We say “in general” because the latest round of easing on April 12 allowed businesses with outdoor facilities to reopen. This means casinos such as London’s Hippodrome could open their rooftop bars. However, Brits will have to wait until May 17 before they can go inside and start playing poker.
Prime Minister Boris Johnson’s plan is to resume social contact and almost all “non-essential” business on May 17. From there, the UK should be completely free of all COVID restrictions by June 21.

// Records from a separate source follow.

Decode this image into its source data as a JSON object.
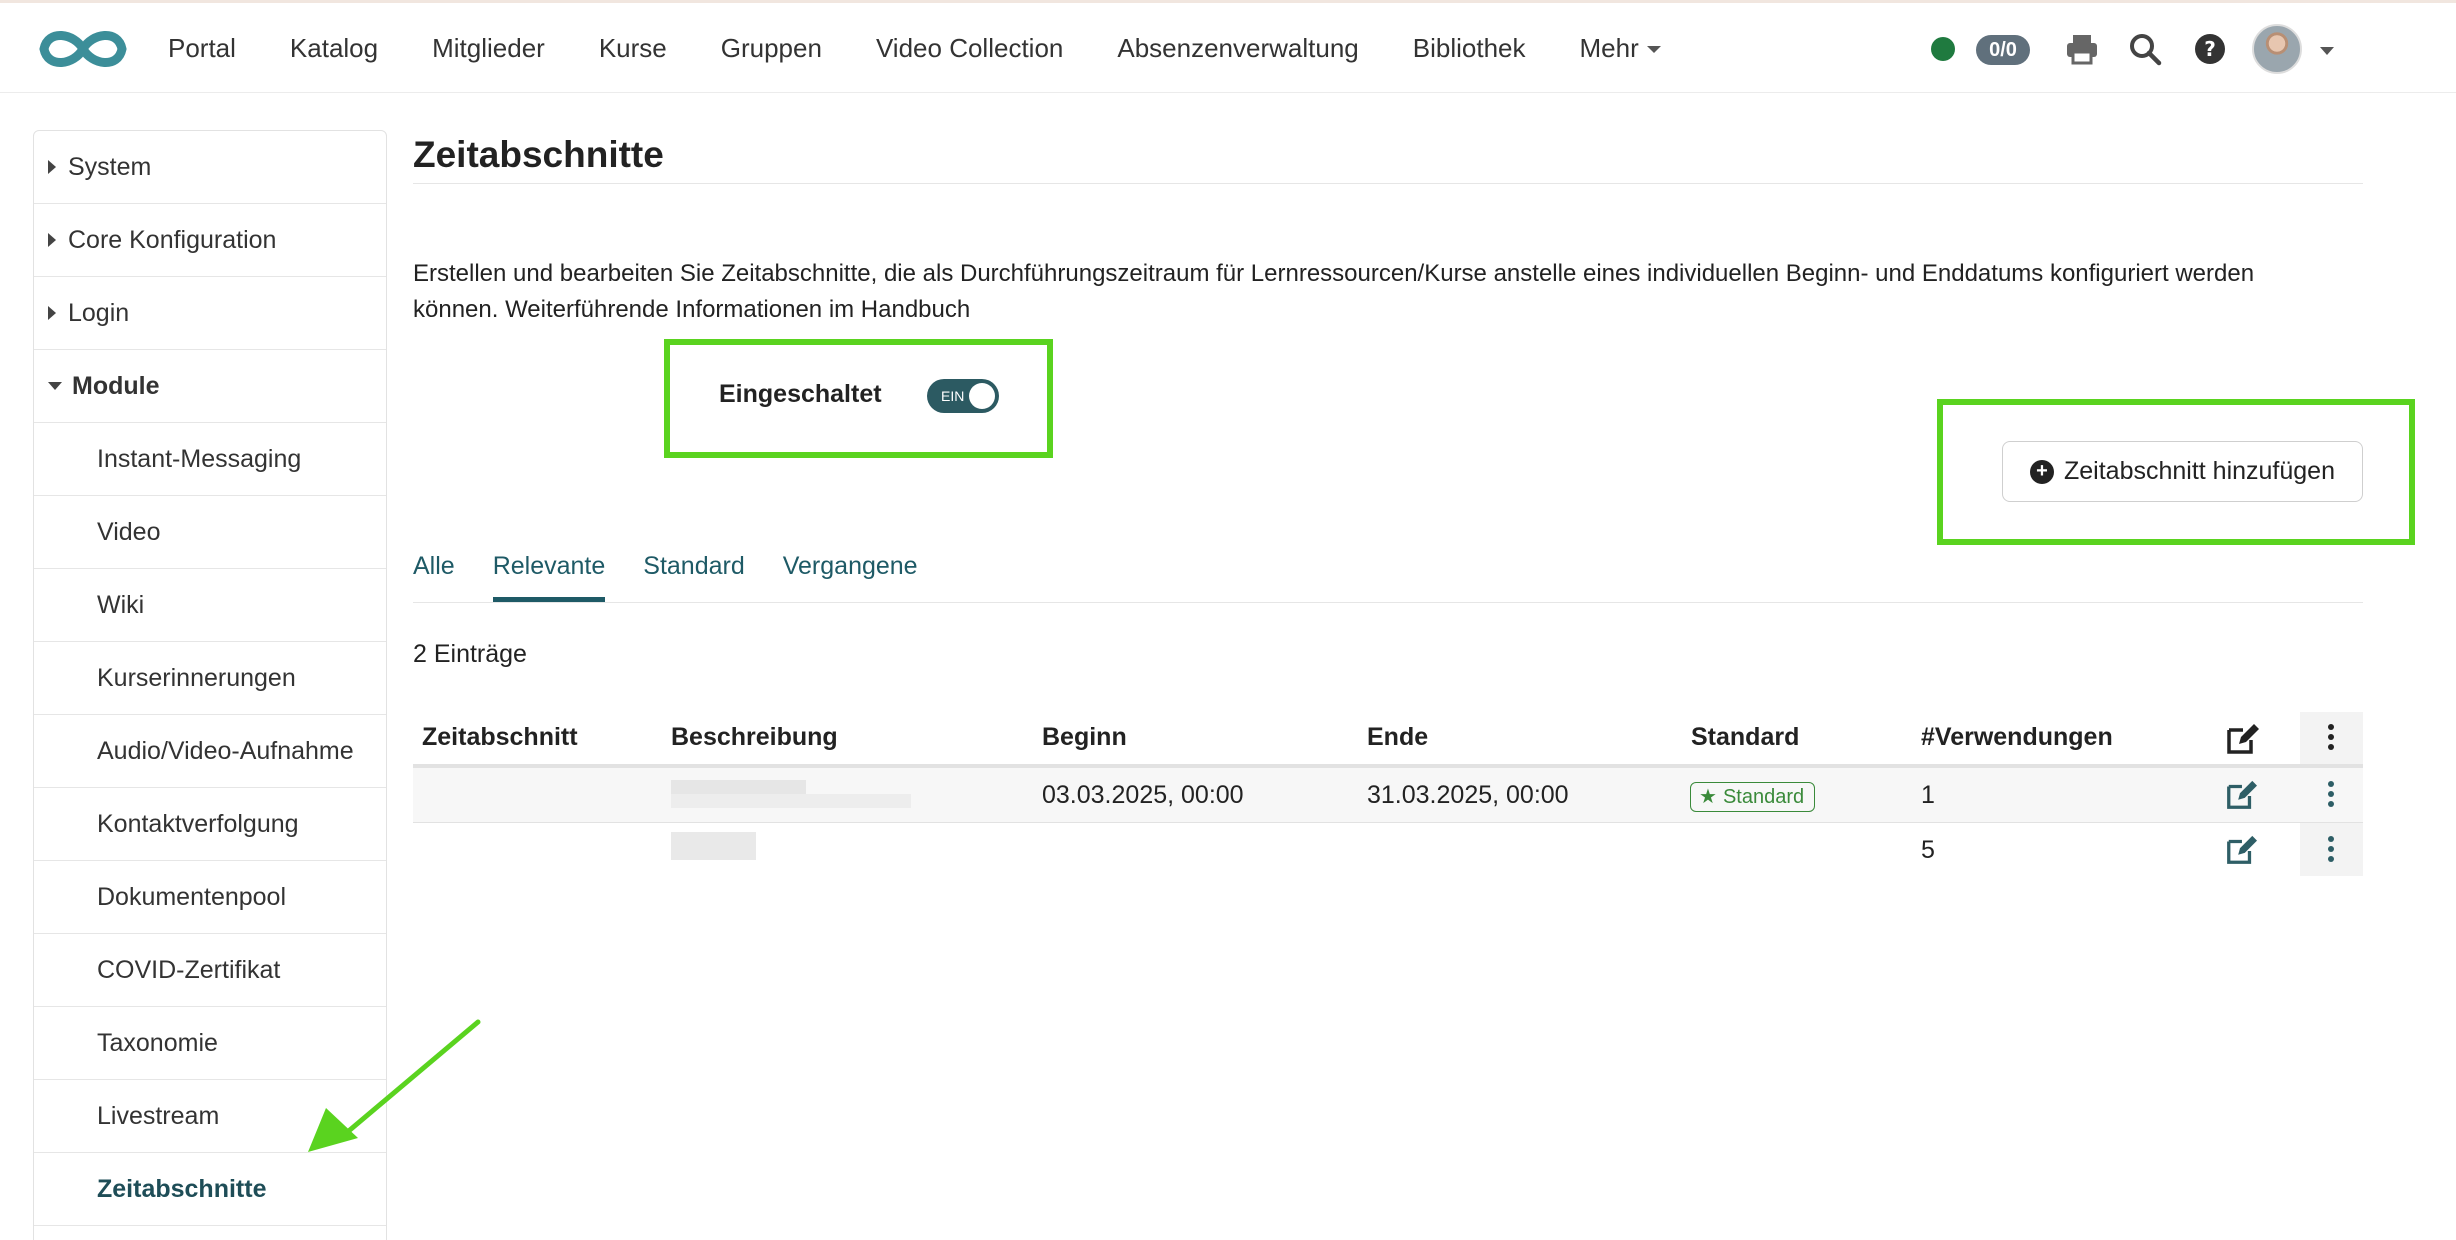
{
  "nav": {
    "items": [
      "Portal",
      "Katalog",
      "Mitglieder",
      "Kurse",
      "Gruppen",
      "Video Collection",
      "Absenzenverwaltung",
      "Bibliothek",
      "Mehr"
    ],
    "count_badge": "0/0",
    "icons": [
      "logo-infinity-icon",
      "status-dot",
      "print-icon",
      "search-icon",
      "help-icon",
      "avatar"
    ]
  },
  "sidebar": {
    "items": [
      {
        "label": "System",
        "level": "top",
        "state": "collapsed"
      },
      {
        "label": "Core Konfiguration",
        "level": "top",
        "state": "collapsed"
      },
      {
        "label": "Login",
        "level": "top",
        "state": "collapsed"
      },
      {
        "label": "Module",
        "level": "top",
        "state": "expanded"
      },
      {
        "label": "Instant-Messaging",
        "level": "sub"
      },
      {
        "label": "Video",
        "level": "sub"
      },
      {
        "label": "Wiki",
        "level": "sub"
      },
      {
        "label": "Kurserinnerungen",
        "level": "sub"
      },
      {
        "label": "Audio/Video-Aufnahme",
        "level": "sub"
      },
      {
        "label": "Kontaktverfolgung",
        "level": "sub"
      },
      {
        "label": "Dokumentenpool",
        "level": "sub"
      },
      {
        "label": "COVID-Zertifikat",
        "level": "sub"
      },
      {
        "label": "Taxonomie",
        "level": "sub"
      },
      {
        "label": "Livestream",
        "level": "sub"
      },
      {
        "label": "Zeitabschnitte",
        "level": "sub",
        "state": "active"
      }
    ]
  },
  "main": {
    "title": "Zeitabschnitte",
    "description_line1": "Erstellen und bearbeiten Sie Zeitabschnitte, die als Durchführungszeitraum für Lernressourcen/Kurse anstelle eines individuellen Beginn- und Enddatums konfiguriert werden",
    "description_line2": "können. Weiterführende Informationen im Handbuch",
    "toggle": {
      "label": "Eingeschaltet",
      "state_text": "EIN",
      "on": true
    },
    "add_button": "Zeitabschnitt hinzufügen",
    "tabs": [
      "Alle",
      "Relevante",
      "Standard",
      "Vergangene"
    ],
    "active_tab": "Relevante",
    "entries_count": "2 Einträge",
    "table": {
      "headers": [
        "Zeitabschnitt",
        "Beschreibung",
        "Beginn",
        "Ende",
        "Standard",
        "#Verwendungen"
      ],
      "rows": [
        {
          "zeitabschnitt": "",
          "beschreibung": "[blurred]",
          "beginn": "03.03.2025, 00:00",
          "ende": "31.03.2025, 00:00",
          "standard": "Standard",
          "verwendungen": "1"
        },
        {
          "zeitabschnitt": "",
          "beschreibung": "[blurred]",
          "beginn": "",
          "ende": "",
          "standard": "",
          "verwendungen": "5"
        }
      ]
    }
  },
  "colors": {
    "accent": "#1e5a66",
    "highlight": "#5ad31f",
    "status_green": "#1f7a3f",
    "badge_green": "#3a8a3a"
  }
}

That’s the plan and, although the government has backtracked over multiple issues in recent months, the stats are in the public’s favor. There were 29 deaths on April 28 in a country of 66.65 million. So, assuming the downward trend continues, casinos in the UK should be active before the end of May.
Expected Reopening: June 2
The original epicenter of COVID-19 in Europe is faring better than it was. 75% of the country was put into a state of lockdown on March 15 and they’ve remained that way ever since.
However, with daily cases dropping below 10,000 for the first time since early March, Prime Minister Mario Draghi has signaled that restrictions will start lifting as of Monday.
Italy has a traffic light system in place and, from May 3, 75% of the country will drop into the yellow “low risk” zone. That means bars and restaurants can open but only if they serve customers outside. This move is expected to trigger a wave of easing that will result in a summer opening for casinos across Italy, including Casinò di San Remo and Saint-Vincent Resort & Casino.
Although unconfirmed, Italian media outlet GiocoNews reports that government insiders are saying casinos will reopen as of June 2.
Expected Reopening: June 2
Soaring infection figures prompted President Emmanuel Macron to follow his European counterparts and impose a nationwide lockdown in March. The draconian measure forced the country’s casinos to close but, this week, they were offered a glimmer of hope.
Although slight, there is a chance that venues such as Casino Barrière in Deauville will be able to reopen in June. But, at this stage, it’s very much a case of if and not when. Macron is due to announce his plan for easing restrictions on Friday. It’s unclear exactly what his roadmap will contain.
Prime Minister Jean Castex has said that the country’s “state of health emergency” status will end on June 2. As part of this change, Macron is expected to allow businesses with outdoor facilities to reopen in mid-May. This may mean that larger venues such as Casino de Trouville-sur-Mer can open their outside bars.
Indoor gaming certainly won’t be possible in May. At the earliest, Macron has said that indoor venues won’t reopen until June, and only in regions where infection rates have “dropped sufficiently.”
Expected Reopening: June 30
The outlook for German casinos is bleak, at least until June 30. Venues across the country have been closed since March 4, 2021, and they look set to remain locked down unless infection rates fall.
The latest blow for Germans came last Thursday when the federal government implemented what’s been described as an “emergency brake.” As per the legislation, any region that experiences more than 100 COVID cases per 100,000 residents for seven days must do the following:
- Restrict contact to one household/person
- Impose curfews between 10 pm and 5 am unless there’s an emergency
- Allow only non-essential stores to serve customers who produce a negative COVID test; if infection rates exceed 150 per 100,000, stores can only offer pick-up/delivery services
The average infection rate in Germany last Thursday was 161, with only one state out of 16 having fewer than 100 infections per 100,000. Therefore, at present, casinos in Germany, including Spielbank Berlin and Casino Baden-Baden, remain closed.
If infection rates drop, venues may be able to reopen on a regional basis. If not, June 30 is the earliest point at which the government can change things.